Many people do not realise that there are two other texts, both written fairly close to the time when Matthew’s Gospel was set down, which do mention the Star, thus our knowledge of it is not solely based on Matthew’s account. The Apocryphal Gospel of James, one of the texts that was not incorporated into the Bible by the Council of Nicaea in 325AD, mentions the star when it reports Herod’s questioning of the Magi:
“And he questioned the Magi and said to them: `what sign did you see concerning the new born King?’ And the Magi said: `We saw how an indescribably great star shone among these stars and dimmed them, so they no longer shone, and so we knew that a King was born for Israel. And we have come to worship him’, and Herod said: `Go and seek and when you have found him, tell me, that I may also come to worship him’. And the Magi went forth. And behold, the star which they had seen in the east went before them, until they came to the cave. And it stood over the head of the child.”
Curiously, James is written as an eye-witness account of the events surrounding the Nativity and ends with the author’s explanation that, at this point he was forced to flee to the desert to avoid the disturbances after Herod’s death. However, experts date it as having been written between 140 and 170AD (Matthew is dated between probably between 80 and 100AD and Luke perhaps between 80 and 130AD (with some sources even suggesting a considerably earlier date for Luke).
Another record is found in the Epistle Number XIX of Ignatius, written to the Ephesians around 130 AD (which is perhaps only 30 years after Matthew’s Gospel):
“Its light was unspeakable and its novelty caused wonder”

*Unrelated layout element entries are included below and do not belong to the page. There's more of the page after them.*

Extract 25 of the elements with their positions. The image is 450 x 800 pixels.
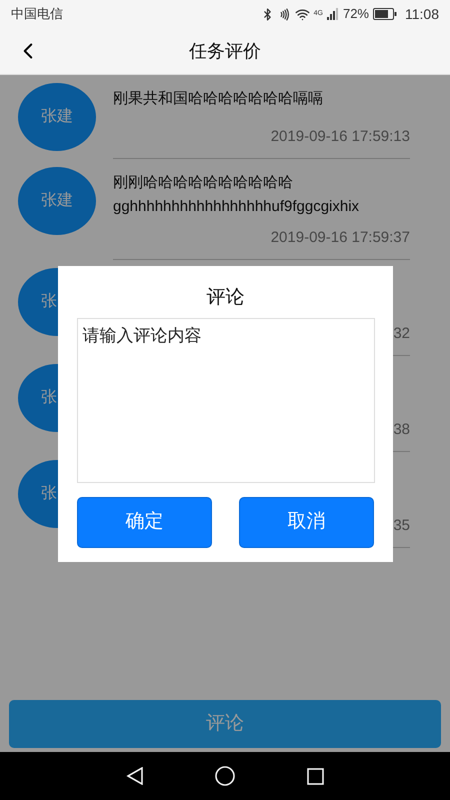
avatar: 张建	[18, 167, 96, 235]
back-nav-icon[interactable]	[126, 767, 144, 785]
page-title: 任务评价	[189, 40, 261, 62]
signal-icon	[326, 8, 339, 20]
comment-time: 38	[393, 420, 410, 440]
comment-time: 2019-09-16 17:59:37	[270, 228, 410, 248]
clock-time: 11:08	[405, 4, 439, 24]
confirm-button[interactable]: 确定	[77, 497, 212, 548]
comment-button[interactable]: 评论	[9, 700, 441, 748]
home-nav-icon[interactable]	[215, 766, 236, 786]
comment-input[interactable]: 请输入评论内容	[76, 318, 374, 483]
comment-text: 刚刚哈哈哈哈哈哈哈哈哈哈	[113, 173, 294, 193]
comment-text: gghhhhhhhhhhhhhhhhhuf9fggcgixhix	[113, 197, 360, 217]
comment-text: 刚果共和国哈哈哈哈哈哈哈嗝嗝	[113, 89, 324, 109]
cancel-button[interactable]: 取消	[239, 497, 374, 548]
wifi-icon	[294, 6, 310, 22]
battery-icon	[373, 8, 397, 20]
comment-time: 2019-09-16 17:59:13	[270, 127, 410, 147]
recents-nav-icon[interactable]	[307, 768, 324, 784]
comment-time: 32	[393, 324, 410, 344]
comment-time: 35	[393, 516, 410, 536]
carrier-name: 中国电信	[11, 5, 63, 24]
dialog-title: 评论	[206, 286, 244, 310]
avatar: 张建	[18, 83, 96, 151]
battery-percent: 72%	[342, 5, 369, 24]
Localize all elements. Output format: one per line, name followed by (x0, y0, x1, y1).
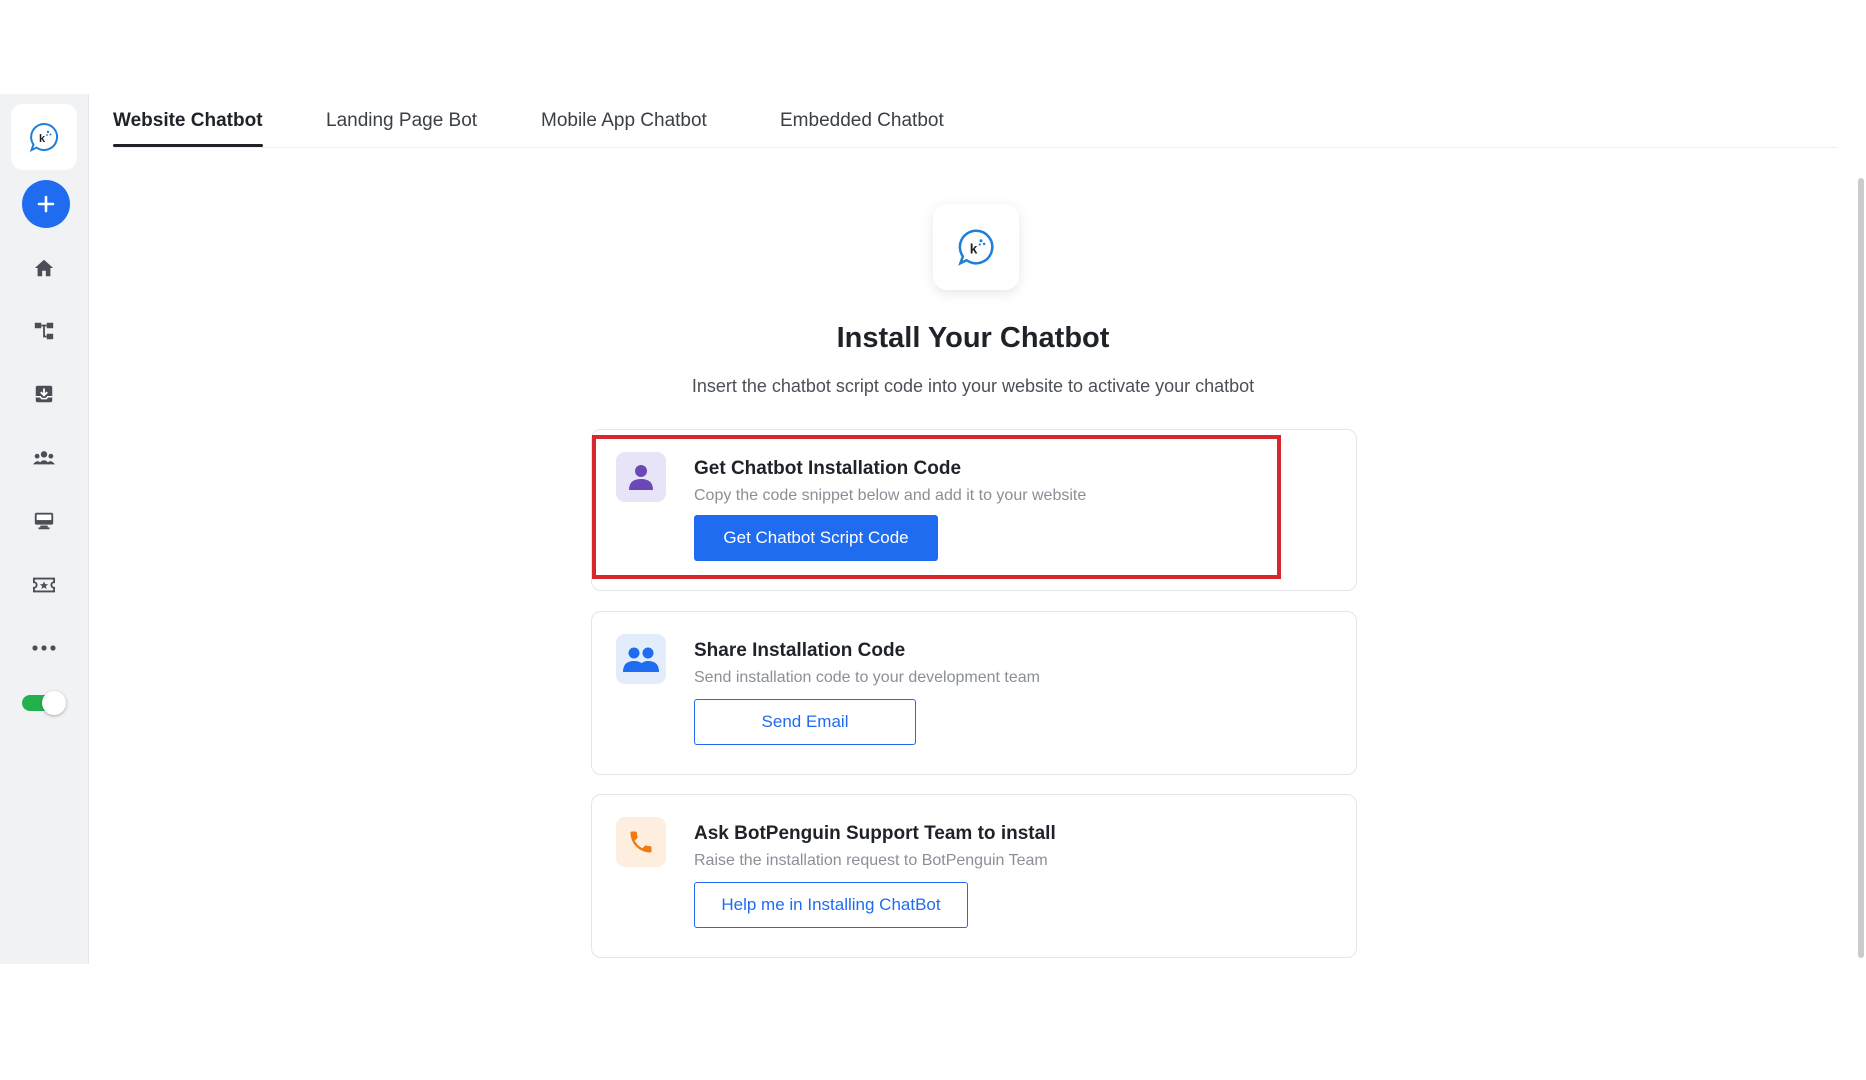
tab-landing-page-bot[interactable]: Landing Page Bot (326, 110, 477, 147)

This comment is brief and to the point, although we have no idea what Ignatius’s source of information might have been. It, like the Apocrypha, but unlike Matthew, suggests that the Star was an extremely prominent object in the sky. The clear implication of this brief passage is that the Star had appeared suddenly and unexpectedly. One suspects strongly that the brightness of the Star in both this text and James is poetic licence. However, not many types of astronomical object can appear suddenly like this, and as we shall see, bright objects that appear suddenly rule out many of the possible scientific explanations of the star.
At this stage then, we can see that we have really only three options available when it comes to explaining the Star of Bethlehem mystery. These three options are:
1. ) The Star is a myth, or a legend, which was added to the Gospel of Matthew to fulfil the Old Testament prediction by Balaam that a star would announce the birth of the Messiah, or simply to give added significance to the birth of Jesus. In this case the Star of Bethlehem did not exist.
2. ) The Star is a report of a genuine, but normal astronomical event, subsequently modified by retelling on many occasions or by artistic licence, or both, and which was incorporated into Matthew’s Gospel. It is basically a true account of some phenomenon which was observed the sky around the time of the Nativity.
3. ) The Star was a miracle which is beyond the province of science to explain. In this case, the Star existed and was seen, at the time of the Nativity, but was not a natural phenomenon of any kind.
[i] The New Revised Standard Version does not use the familiar phrase “in the east”, found in many other translations of the Bible, although it suggests it as an alternative translation to the one given here.
[ii] The word used in the original Greek contradicts the version seen in most Nativity plays of a new-born baby Jesus being visited by the Magi. The phrasing suggests that Jesus might have been several months old at the time of their visit.